To be more clear; from your picture:

SportsCenter makes a Post (ID = 1)
Harry Avila makes a Comment on PostID 1 (CommentId = 1)
SportsCenter makes a Comment in response (CommentId = 2).

What is the relation between CommentId 2 and CommentId 1?

Well it will be two-tier, kinda like the forum’s topic and post system(in my case, profile post = forum topic, and profile comment = forum post).

I’d bet money, Facebook’s comments come from a single comment table.

Scott

Maybe I’m not understanding the problem correctly, but is there a reason you can’t just do a join?

SELECT * FROM posts
LEFT JOIN comments on comments.post_id = posts.id

In terms of performance, this is about as fast as you’re going to get, if only for the reason that it gets everything in just one query, and trips to the database are expensive.
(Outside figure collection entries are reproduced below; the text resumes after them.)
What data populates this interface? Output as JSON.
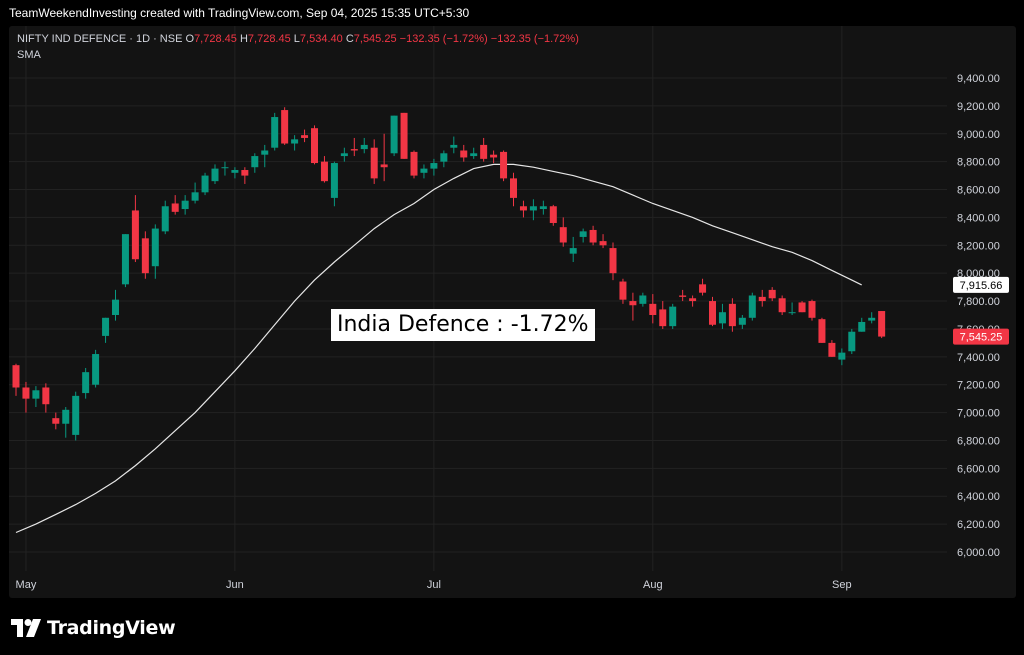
{
  "header": {
    "credit": "TeamWeekendInvesting created with TradingView.com, Sep 04, 2025 15:35 UTC+5:30"
  },
  "legend": {
    "symbol": "NIFTY IND DEFENCE · 1D · NSE",
    "o_label": "O",
    "o_value": "7,728.45",
    "h_label": "H",
    "h_value": "7,728.45",
    "l_label": "L",
    "l_value": "7,534.40",
    "c_label": "C",
    "c_value": "7,545.25",
    "change": "−132.35 (−1.72%)",
    "change2": "−132.35 (−1.72%)",
    "indicator": "SMA"
  },
  "annotation": "India Defence : -1.72%",
  "footer": {
    "brand": "TradingView"
  },
  "colors": {
    "up": "#089981",
    "down": "#f23645",
    "sma": "#e6e6e6",
    "grid": "#222222",
    "axis_text": "#d1d4dc"
  },
  "chart_data": {
    "type": "candlestick",
    "y_ticks": [
      "9,400.00",
      "9,200.00",
      "9,000.00",
      "8,800.00",
      "8,600.00",
      "8,400.00",
      "8,200.00",
      "8,000.00",
      "7,800.00",
      "7,600.00",
      "7,400.00",
      "7,200.00",
      "7,000.00",
      "6,800.00",
      "6,600.00",
      "6,400.00",
      "6,200.00",
      "6,000.00"
    ],
    "y_tick_values": [
      9400,
      9200,
      9000,
      8800,
      8600,
      8400,
      8200,
      8000,
      7800,
      7600,
      7400,
      7200,
      7000,
      6800,
      6600,
      6400,
      6200,
      6000
    ],
    "ylim": [
      5920,
      9500
    ],
    "x_ticks": [
      {
        "label": "May",
        "index": 1
      },
      {
        "label": "Jun",
        "index": 22
      },
      {
        "label": "Jul",
        "index": 42
      },
      {
        "label": "Aug",
        "index": 64
      },
      {
        "label": "Sep",
        "index": 83
      }
    ],
    "sma_badge": "7,915.66",
    "sma_value": 7915.66,
    "last_badge": "7,545.25",
    "last_value": 7545.25,
    "candles": [
      [
        7340,
        7350,
        7120,
        7180
      ],
      [
        7180,
        7220,
        7000,
        7100
      ],
      [
        7100,
        7190,
        7040,
        7160
      ],
      [
        7180,
        7210,
        7000,
        7060
      ],
      [
        6960,
        7000,
        6880,
        6920
      ],
      [
        6920,
        7040,
        6820,
        7020
      ],
      [
        6840,
        7150,
        6800,
        7120
      ],
      [
        7140,
        7320,
        7100,
        7290
      ],
      [
        7200,
        7450,
        7180,
        7420
      ],
      [
        7550,
        7680,
        7500,
        7680
      ],
      [
        7700,
        7880,
        7660,
        7810
      ],
      [
        7920,
        8280,
        7900,
        8280
      ],
      [
        8450,
        8560,
        8080,
        8100
      ],
      [
        8250,
        8300,
        7960,
        8000
      ],
      [
        8050,
        8350,
        7960,
        8320
      ],
      [
        8300,
        8520,
        8280,
        8480
      ],
      [
        8500,
        8560,
        8420,
        8440
      ],
      [
        8460,
        8560,
        8420,
        8520
      ],
      [
        8520,
        8650,
        8500,
        8580
      ],
      [
        8580,
        8720,
        8560,
        8700
      ],
      [
        8660,
        8780,
        8640,
        8750
      ],
      [
        8760,
        8800,
        8700,
        8760
      ],
      [
        8720,
        8760,
        8680,
        8740
      ],
      [
        8740,
        8760,
        8640,
        8700
      ],
      [
        8760,
        8860,
        8720,
        8840
      ],
      [
        8850,
        8920,
        8760,
        8880
      ],
      [
        8900,
        9150,
        8880,
        9120
      ],
      [
        9170,
        9190,
        8920,
        8930
      ],
      [
        8930,
        8990,
        8880,
        8960
      ],
      [
        8990,
        9030,
        8940,
        8970
      ],
      [
        9040,
        9060,
        8780,
        8790
      ],
      [
        8800,
        8840,
        8650,
        8660
      ],
      [
        8540,
        8800,
        8480,
        8790
      ],
      [
        8840,
        8900,
        8800,
        8860
      ],
      [
        8890,
        8970,
        8840,
        8880
      ],
      [
        8890,
        8970,
        8860,
        8920
      ],
      [
        8900,
        8960,
        8640,
        8680
      ],
      [
        8780,
        9000,
        8660,
        8760
      ],
      [
        8860,
        9130,
        8840,
        9130
      ],
      [
        9150,
        9150,
        8820,
        8820
      ],
      [
        8870,
        8880,
        8680,
        8700
      ],
      [
        8720,
        8780,
        8680,
        8750
      ],
      [
        8750,
        8820,
        8700,
        8790
      ],
      [
        8800,
        8880,
        8760,
        8860
      ],
      [
        8900,
        8980,
        8860,
        8920
      ],
      [
        8880,
        8920,
        8800,
        8830
      ],
      [
        8840,
        8900,
        8820,
        8860
      ],
      [
        8920,
        8970,
        8800,
        8820
      ],
      [
        8850,
        8880,
        8790,
        8830
      ],
      [
        8870,
        8880,
        8660,
        8680
      ],
      [
        8680,
        8720,
        8480,
        8540
      ],
      [
        8480,
        8520,
        8400,
        8450
      ],
      [
        8450,
        8530,
        8380,
        8480
      ],
      [
        8460,
        8520,
        8420,
        8480
      ],
      [
        8480,
        8490,
        8340,
        8360
      ],
      [
        8330,
        8400,
        8190,
        8220
      ],
      [
        8140,
        8260,
        8080,
        8180
      ],
      [
        8260,
        8320,
        8220,
        8300
      ],
      [
        8310,
        8340,
        8200,
        8220
      ],
      [
        8230,
        8280,
        8180,
        8200
      ],
      [
        8180,
        8220,
        7950,
        8000
      ],
      [
        7940,
        7960,
        7780,
        7810
      ],
      [
        7800,
        7860,
        7660,
        7770
      ],
      [
        7780,
        7860,
        7760,
        7840
      ],
      [
        7780,
        7850,
        7640,
        7700
      ],
      [
        7740,
        7800,
        7600,
        7620
      ],
      [
        7620,
        7780,
        7600,
        7760
      ],
      [
        7840,
        7880,
        7800,
        7830
      ],
      [
        7820,
        7840,
        7760,
        7800
      ],
      [
        7920,
        7960,
        7840,
        7860
      ],
      [
        7800,
        7830,
        7620,
        7630
      ],
      [
        7640,
        7780,
        7600,
        7720
      ],
      [
        7780,
        7820,
        7580,
        7620
      ],
      [
        7630,
        7700,
        7600,
        7680
      ],
      [
        7680,
        7860,
        7660,
        7840
      ],
      [
        7830,
        7880,
        7760,
        7800
      ],
      [
        7880,
        7900,
        7800,
        7820
      ],
      [
        7820,
        7840,
        7700,
        7720
      ],
      [
        7720,
        7790,
        7700,
        7720
      ],
      [
        7790,
        7800,
        7720,
        7720
      ],
      [
        7800,
        7810,
        7660,
        7680
      ],
      [
        7670,
        7680,
        7500,
        7500
      ],
      [
        7500,
        7520,
        7400,
        7400
      ],
      [
        7380,
        7460,
        7340,
        7430
      ],
      [
        7440,
        7600,
        7420,
        7580
      ],
      [
        7580,
        7680,
        7580,
        7650
      ],
      [
        7660,
        7720,
        7640,
        7680
      ],
      [
        7728.45,
        7728.45,
        7534.4,
        7545.25
      ]
    ],
    "sma": [
      [
        0,
        6140
      ],
      [
        2,
        6200
      ],
      [
        4,
        6270
      ],
      [
        6,
        6340
      ],
      [
        8,
        6420
      ],
      [
        10,
        6510
      ],
      [
        12,
        6620
      ],
      [
        14,
        6740
      ],
      [
        16,
        6870
      ],
      [
        18,
        7000
      ],
      [
        20,
        7150
      ],
      [
        22,
        7300
      ],
      [
        24,
        7460
      ],
      [
        26,
        7630
      ],
      [
        28,
        7800
      ],
      [
        30,
        7950
      ],
      [
        32,
        8080
      ],
      [
        34,
        8200
      ],
      [
        36,
        8320
      ],
      [
        38,
        8420
      ],
      [
        40,
        8500
      ],
      [
        42,
        8600
      ],
      [
        44,
        8680
      ],
      [
        46,
        8750
      ],
      [
        48,
        8780
      ],
      [
        50,
        8780
      ],
      [
        52,
        8760
      ],
      [
        54,
        8730
      ],
      [
        56,
        8700
      ],
      [
        58,
        8660
      ],
      [
        60,
        8620
      ],
      [
        62,
        8560
      ],
      [
        64,
        8500
      ],
      [
        66,
        8450
      ],
      [
        68,
        8400
      ],
      [
        70,
        8340
      ],
      [
        72,
        8290
      ],
      [
        74,
        8240
      ],
      [
        76,
        8190
      ],
      [
        78,
        8150
      ],
      [
        80,
        8090
      ],
      [
        82,
        8020
      ],
      [
        84,
        7950
      ],
      [
        85,
        7915.66
      ]
    ]
  }
}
But it will make more work for you in the PHP layer, because the post rows will appear duplicated, once for every associated comment.
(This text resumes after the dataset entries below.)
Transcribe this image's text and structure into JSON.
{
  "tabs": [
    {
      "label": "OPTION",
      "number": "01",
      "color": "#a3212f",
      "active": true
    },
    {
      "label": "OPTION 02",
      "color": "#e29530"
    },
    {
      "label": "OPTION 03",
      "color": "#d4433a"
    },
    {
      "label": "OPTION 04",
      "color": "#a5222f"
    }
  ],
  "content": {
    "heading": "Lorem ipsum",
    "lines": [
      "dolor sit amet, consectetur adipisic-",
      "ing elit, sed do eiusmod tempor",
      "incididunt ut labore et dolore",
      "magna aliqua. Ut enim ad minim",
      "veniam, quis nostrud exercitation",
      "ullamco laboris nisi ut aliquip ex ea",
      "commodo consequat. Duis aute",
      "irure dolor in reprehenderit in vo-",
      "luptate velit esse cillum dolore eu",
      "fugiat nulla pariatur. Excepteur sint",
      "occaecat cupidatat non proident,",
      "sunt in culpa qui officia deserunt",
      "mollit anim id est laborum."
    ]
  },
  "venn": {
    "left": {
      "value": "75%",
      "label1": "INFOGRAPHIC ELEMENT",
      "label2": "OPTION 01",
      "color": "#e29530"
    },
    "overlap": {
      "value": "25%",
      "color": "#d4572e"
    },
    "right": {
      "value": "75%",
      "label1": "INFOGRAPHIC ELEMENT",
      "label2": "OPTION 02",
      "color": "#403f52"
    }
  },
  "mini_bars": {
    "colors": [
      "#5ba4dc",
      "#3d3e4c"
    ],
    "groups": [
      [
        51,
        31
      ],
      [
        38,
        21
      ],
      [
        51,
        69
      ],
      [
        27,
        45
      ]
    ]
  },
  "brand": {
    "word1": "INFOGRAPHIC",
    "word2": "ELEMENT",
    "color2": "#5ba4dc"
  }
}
Well I do think LEFT JOIN is a good idea, but the duplicate content from post rows concerns me. I was wondering though, if I just select post IDs rather than other post columns(aka title, author, content, dateposted, etc) from post table, and retaining all columns from comment table, is it gonna be a better solution?

//SQL to fetch posts
SELECT * FROM posts WHERE userid = :userid

//SQL to fetch comments
SELECT post.postid, comments.commentid, comments.userid, comments.message, comments.dateposted  FROM comments
LEFT JOIN comments on comments.postid = posts.postid 
WHERE post.userid = :userid 

In this case, I make a trip to the database to acquire all the posts first, and instantiate these post objects, assigning them to an identity map/collection indexed by post ID. Then I make a second trip to the database with your SQL statement, with only postID from post table and all columns from comment table. My Repository class will then use the identity map to relate each comment to its containing post with such lines subsequently when the comment object is being created:

//postid is the foreign key table in comment table, referencing the containing post for each comment record.
$post = $postCollection[$commentData['postid']];
$comment->setPost($post);
$post->addComment($comment);

Because the identity map stores post by ID, the time complexity for this look up is O(1), and the overall time complexity is O(n) since I have N comments to load still. The downside is that I have to go to database 2 times(still way better than N+1), and may need to manually construct the collection or identity map for post. But I feel its a small price to pay, as I expect there will be a lot more comments than posts. If I load duplicate post records, I will have to create each Post object for Comment object anyway, it may take more time than to fetch existing post object with given ID from a collection I load earlier. What do you think?